Ultimately, 540 records were provided to the research team which represent 15.2% of all potential assessments. Furthermore, only 475 of these assessments (13.3%) achieved a threshold of having 14 or more completed items and were included in the study. Where data on up to six individual items were missing, scores for the missing items were imputed from the mean score for all completed items and added to the total for completed items to produce an imputed total score. Assessments with seven or more missing items were excluded from the analysis. As approved by the Research Ethics Committee, patient consent for data analysis was not required as it was based on anonymised routine clinical data.

The 475 included assessments were conducted on 50 patients (45.4% of admitted patients). The median number of START assessments was 8.5 (IQR = 10.8) with a range from one to 25. Five patients (10.0% of the sample) accounted for 22.3% of assessments (n = 107 assessments). The median number of days between START assessments was 22 (IQR = 20.1) but in some cases there was up to four months between assessments. The median from admission to the first START assessment was 312 days (IQR = 563.0) but this varied markedly from two to 1580 days (> four years), indicating substantial differences in mental state acuity on entry to the study. Data on index offences in the sample were not available.

Data analysis

Descriptive statistics at each START assessment point (1–25) were calculated and the degree of change in discharged and non-discharged groups was compared. All statistical tests were two-directional and adopted a 5% alpha level. Receiver Operator Characteristic (ROC) analysis was conducted based on the first START assessment and on all assessments using SPSS Version 20. Then a multilevel linear repeated measures regression model was conducted with adjustment for diagnosis (schizoaffective diagnosis, schizophrenia or other diagnosis), age as a continuous variable and sex [17]. All regression analyses were performed in STATA 13 for Windows (Stata Corp., College Station, TX). As an indicator of clustering at the patient level an intra-class correlation coefficient (ICC) was used [17] as an estimate of the degree of score stability within patients. If, for instance, there was no concordance of START scores within patients the ICC would be 0 whereas if each patient scored the same value at each measurement, then the ICC would equal one.
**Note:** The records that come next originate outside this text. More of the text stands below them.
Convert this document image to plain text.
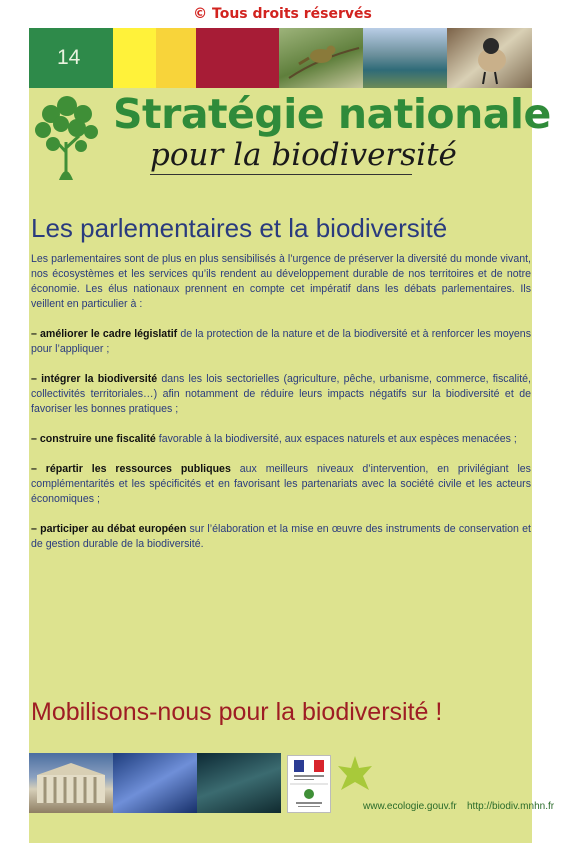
© Tous droits réservés
14
Stratégie nationale
pour la biodiversité
Les parlementaires et la biodiversité

Les parlementaires sont de plus en plus sensibilisés à l’urgence de préserver la diversité du monde vivant, nos écosystèmes et les services qu’ils rendent au développement durable de nos territoires et de notre économie. Les élus nationaux prennent en compte cet impératif dans les débats parlementaires. Ils veillent en particulier à :

– améliorer le cadre législatif de la protection de la nature et de la biodiversité et à renforcer les moyens pour l’appliquer ;

– intégrer la biodiversité dans les lois sectorielles (agriculture, pêche, urbanisme, commerce, fiscalité, collectivités territoriales…) afin notamment de réduire leurs impacts négatifs sur la biodiversité et de favoriser les bonnes pratiques ;

– construire une fiscalité favorable à la biodiversité, aux espaces naturels et aux espèces menacées ;

– répartir les ressources publiques aux meilleurs niveaux d’intervention, en privilégiant les complémentarités et les spécificités et en favorisant les partenariats avec la société civile et les acteurs économiques ;

– participer au débat européen sur l’élaboration et la mise en œuvre des instruments de conservation et de gestion durable de la biodiversité.

Mobilisons-nous pour la biodiversité !
www.ecologie.gouv.fr http://biodiv.mnhn.fr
In order to test whether the degree of clustering of START scores within patients was greater than would be expected by chance alone a likelihood ratio test was used with a limit of p < 0.05.
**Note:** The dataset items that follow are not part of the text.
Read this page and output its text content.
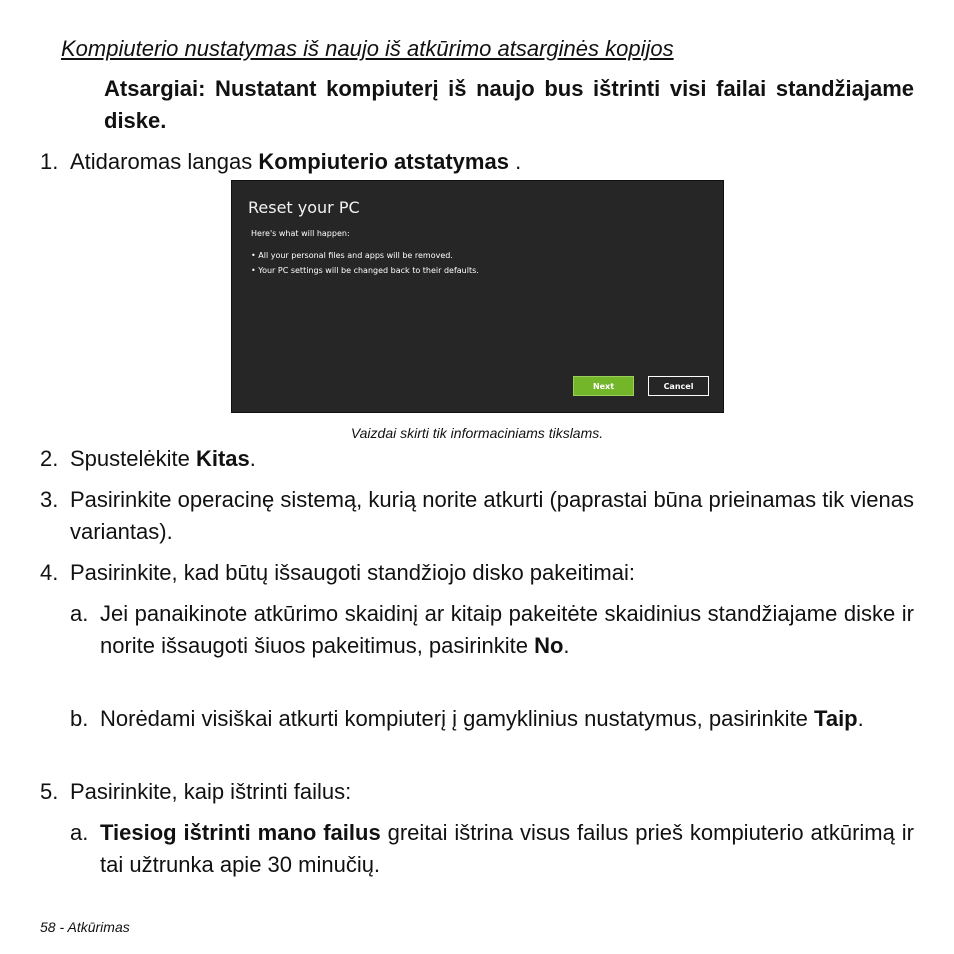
Kompiuterio nustatymas iš naujo iš atkūrimo atsarginės kopijos
Atsargiai: Nustatant kompiuterį iš naujo bus ištrinti visi failai standžiajame diske.
1. Atidaromas langas Kompiuterio atstatymas .
Reset your PC
Here's what will happen:
• All your personal files and apps will be removed.
• Your PC settings will be changed back to their defaults.
Next	Cancel
Vaizdai skirti tik informaciniams tikslams.
2. Spustelėkite Kitas.
3. Pasirinkite operacinę sistemą, kurią norite atkurti (paprastai būna prieinamas tik vienas variantas).
4. Pasirinkite, kad būtų išsaugoti standžiojo disko pakeitimai:
a. Jei panaikinote atkūrimo skaidinį ar kitaip pakeitėte skaidinius standžiajame diske ir norite išsaugoti šiuos pakeitimus, pasirinkite No.
b. Norėdami visiškai atkurti kompiuterį į gamyklinius nustatymus, pasirinkite Taip.
5. Pasirinkite, kaip ištrinti failus:
a. Tiesiog ištrinti mano failus greitai ištrina visus failus prieš kompiuterio atkūrimą ir tai užtrunka apie 30 minučių.
58 - Atkūrimas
The association of START Vulnerabilities and Strengths scores with risk of a subsequent violent incident was also analysed with logistic regression. Following each START assessment the occurrence of a violent incident before the next START assessment or (if none) within the next 30 days was noted. Firstly, sex-, diagnosis- and age-adjusted logistic regression analyses were conducted, only taking into account the clustering nature of the data. Secondly, fixed-effect (conditional logit) models were estimated in order examine the association of change in START scores within patients and the occurrence of a subsequent violent incident. The fixed-effect logistic regression model used information from patients discordant on violent incidents during follow up. This enabled analysis of START scores within the same patient, thereby controlling for background characteristics (observed and unobserved) that could have confounded the association between these scores and the risk of a subsequent violent incident [17]. The association between ten point increases in Vulnerabilities and Strengths and the occurrence of violence was examined. Precision was evaluated with 95% confidence intervals (CI).

Results

Of the 50 patients, 44 (88.0%) were male and 43 (86.0%) had a diagnosis of schizophrenia. Their mean age was 38.6 years (range 19–65) and the median length of admission regardless of the study start or endpoint was 829.5 days (approximately 28 months, IQR 799.5, range 120–2297 days). Eighteen (36.0%) had been discharged by the study endpoint. Compared with the total number of admissions during the study period, the sample did not differ substantially in age or sex distribution, but the study sample had a higher proportion of patient with a diagnosis of schizophrenia (rather than schizoaffective disorder) than the overall unit population during the period.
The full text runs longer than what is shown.